Age-wise, Father Gennaro Ventura was the Diocese of Rochester’s oldest living priest.
Yet in spirit, he was forever a kid.
Father Ventura, a popular presence at youth retreats during his retirement years, died Jan. 22, 2016. He was 97 years old.
"He was beloved by young and old alike," commented Michael Theisen, who from 1992-2005 was coordinator and later director of diocesan youth ministry.
Father Ventura grew up in Rochester’s Holy Apostles Parish and attended Aquinas Institute, then St. Andrew’s and St. Bernard’s seminaries. He was ordained Dec. 18, 1943, at Sacred Heart Cathedral by Bishop James E. Kearney.
He served as assistant pastor at Rochester’s Our Lady of Mt. Carmel in 1944; at Rochester’s St. Francis Xavier from 1944-47; and again at Mt. Carmel from 1947-56. He was then administrator of St. Lucy in Rochester from 1956-57 and the church’s pastor from 1957-61. He moved to the pastorate at Mt. Carmel from 1961-68 and also was consultor for the Rochester Housing Authority in 1968.
Father Ventura went on to serve two more pastorates: at Geneva’s St. Francis de Sales from 1970-80, and at Holy Ghost in Gates from 1980 until his 1989 retirement.
Beginning in the 1990s he became well-known in the diocese for his energy and sense of humor at teen retreats, earned himself the affectionate nickname "Ace" — in reference to the "Ace Ventura" movie character.

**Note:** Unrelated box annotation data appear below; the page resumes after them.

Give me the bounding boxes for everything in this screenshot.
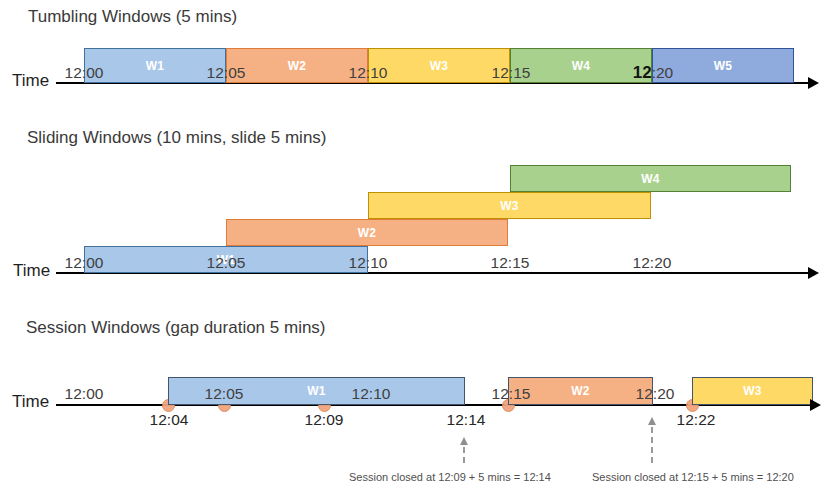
time-tick-label: 12:20: [636, 384, 675, 404]
diagram-title: Session Windows (gap duration 5 mins): [26, 318, 326, 338]
event-time-label: 12:22: [677, 410, 716, 430]
event-time-label: 12:09: [305, 410, 344, 430]
arrow-right-icon: [808, 77, 819, 89]
event-time-label: 12:14: [447, 410, 486, 430]
time-tick-label: 12:05: [207, 63, 246, 83]
time-tick-label: 12:00: [65, 253, 104, 273]
arrow-up-icon: [460, 437, 468, 445]
arrow-right-icon: [808, 267, 819, 279]
time-tick-label: 12:15: [492, 63, 531, 83]
window-label: W3: [743, 384, 762, 398]
time-tick-label: 12:10: [352, 384, 391, 404]
time-tick-label: 12:15: [492, 384, 531, 404]
window-w5: W5: [652, 48, 794, 83]
window-label: W4: [641, 172, 660, 186]
window-label: W4: [572, 59, 591, 73]
window-w1: W1: [84, 48, 226, 83]
window-label: W1: [146, 59, 165, 73]
arrow-right-icon: [810, 399, 821, 411]
window-w3: W3: [692, 377, 813, 405]
window-w3: W3: [368, 48, 510, 83]
time-tick-label: 12:10: [349, 253, 388, 273]
window-w2: W2: [226, 48, 368, 83]
window-label: W2: [358, 226, 377, 240]
event-time-label: 12:04: [150, 410, 189, 430]
time-tick-label: 12:00: [65, 384, 104, 404]
time-axis-label: Time: [12, 71, 49, 91]
annotation-arrow: [648, 417, 656, 463]
arrow-up-icon: [648, 417, 656, 425]
window-label: W5: [714, 59, 733, 73]
time-axis-label: Time: [12, 392, 49, 412]
time-axis-label: Time: [13, 261, 50, 281]
annotation-arrow: [460, 437, 468, 463]
window-w4: W4: [510, 165, 791, 192]
time-tick-label: 12:05: [205, 384, 244, 404]
stream-windowing-diagram: Tumbling Windows (5 mins) Time W1 W2 W3 …: [0, 0, 829, 498]
window-w2: W2: [226, 219, 508, 246]
time-tick-label: 12:05: [207, 253, 246, 273]
diagram-title: Sliding Windows (10 mins, slide 5 mins): [27, 128, 327, 148]
dashed-line: [463, 447, 465, 463]
diagram-title: Tumbling Windows (5 mins): [28, 7, 237, 27]
time-tick-label: 12:10: [349, 63, 388, 83]
dashed-line: [651, 427, 653, 463]
window-label: W3: [430, 59, 449, 73]
time-tick-label-bold-part: 12: [633, 63, 652, 82]
time-tick-label: 12:20: [633, 63, 673, 83]
session-closed-annotation: Session closed at 12:15 + 5 mins = 12:20: [592, 471, 794, 483]
window-w4: W4: [510, 48, 652, 83]
window-label: W1: [307, 384, 326, 398]
time-tick-label-rest: :20: [652, 64, 674, 81]
window-label: W2: [288, 59, 307, 73]
window-label: W3: [500, 199, 519, 213]
session-closed-annotation: Session closed at 12:09 + 5 mins = 12:14: [349, 471, 551, 483]
time-tick-label: 12:15: [491, 253, 530, 273]
window-w3: W3: [368, 192, 651, 219]
time-tick-label: 12:00: [65, 63, 104, 83]
time-tick-label: 12:20: [633, 253, 672, 273]
window-label: W2: [571, 384, 590, 398]
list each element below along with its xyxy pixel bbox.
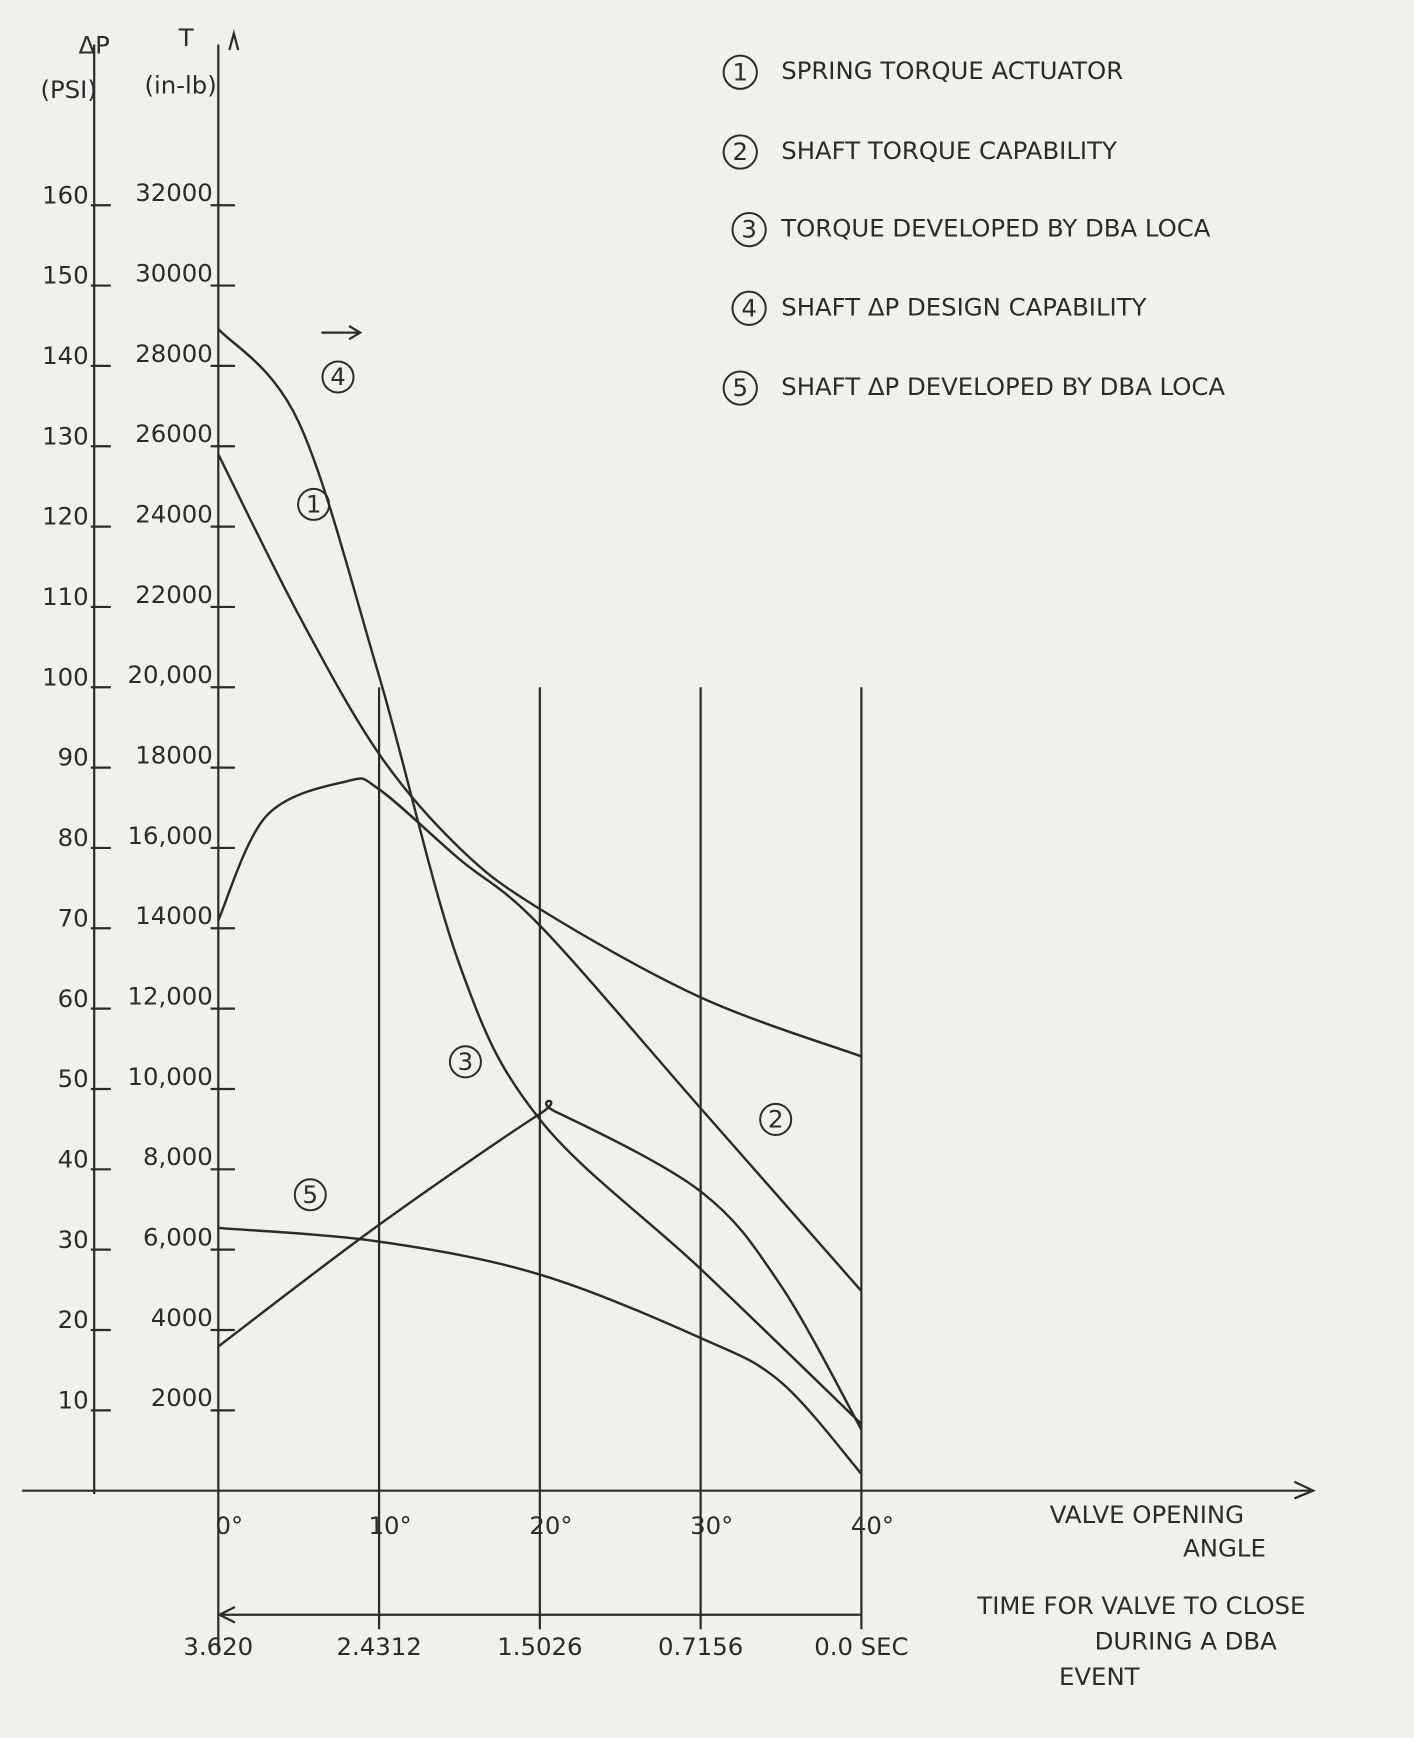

"His favorite expression at the closing (retreat) liturgies was to proclaim that the entire weekend was ‘awful’ — full of awe," remarked Theisen, who is currently director of ministry formation for the National Federation for Catholic Youth Ministry.
In a 2008 interview with the Catholic Courier, Father Ventura said his ministry among young people not only gave him pleasure, but also served an important purpose in putting to rest the "children should be seen and not heard" mind-set.
"The older folks should look to the children and not just push them aside. In a few years they are taking our place," he said. "They are the church. We should use the children for the ability and the talents they have."
Jeannie Raisbeck, who first knew Father Ventura at St. Lucy and later was his secretary at Mt. Carmel and Holy Ghost, said the priest sought to start a youth group at every parish at which he was stationed. She added that the priest’s popularity was signified by long lines for receiving the sacrament of reconciliation from him on retreats.
"We’d tell the kids, ‘Why don’t you go to another priest?’ and they’d say, ‘No, I want Father Ace,’" Raisbeck said. "He was very compassionate."
During retirement, Father Ventura created stained-glass windows and lamps, made wine, gardened and did carpentry work. He also provided sacramental assistance at Holy Family Parish in Steuben and Livingston counties, maintaining those duties and staffing youth retreats into his late 80s and even early 90s. In August 2015 Holy Family Parish presented him with a special Christian Witness award.
In recent years Father Ventura resided with Raisbeck and her husband, Thomas, at their Greece home; he died there in his sleep Jan 22, 2016. Raisbeck noted that Father Ventura became a fixture at Greece’s St. John the Evangelist Church during his final years, vesting weekly for Sunday Mass.
His calling hours will be from 2 to 6 p.m. Jan. 25, 2016, at St. John the Evangelist, 2400 W. Ridge Road. Bishop Salvatore R. Matano will preside at Solemn Vespers at the church at 4 p.m.
On Jan. 26, 2016, Father Ventura will lie in state at Sacred Heart Cathedral, 296 Flower City Park, Rochester, from 9:30 to 10:30 a.m., with Bishop Emeritus Matthew H. Clark celebrating his funeral Mass at 10:30 a.m.
Interment will be at Holy Sepulchre Cemetery.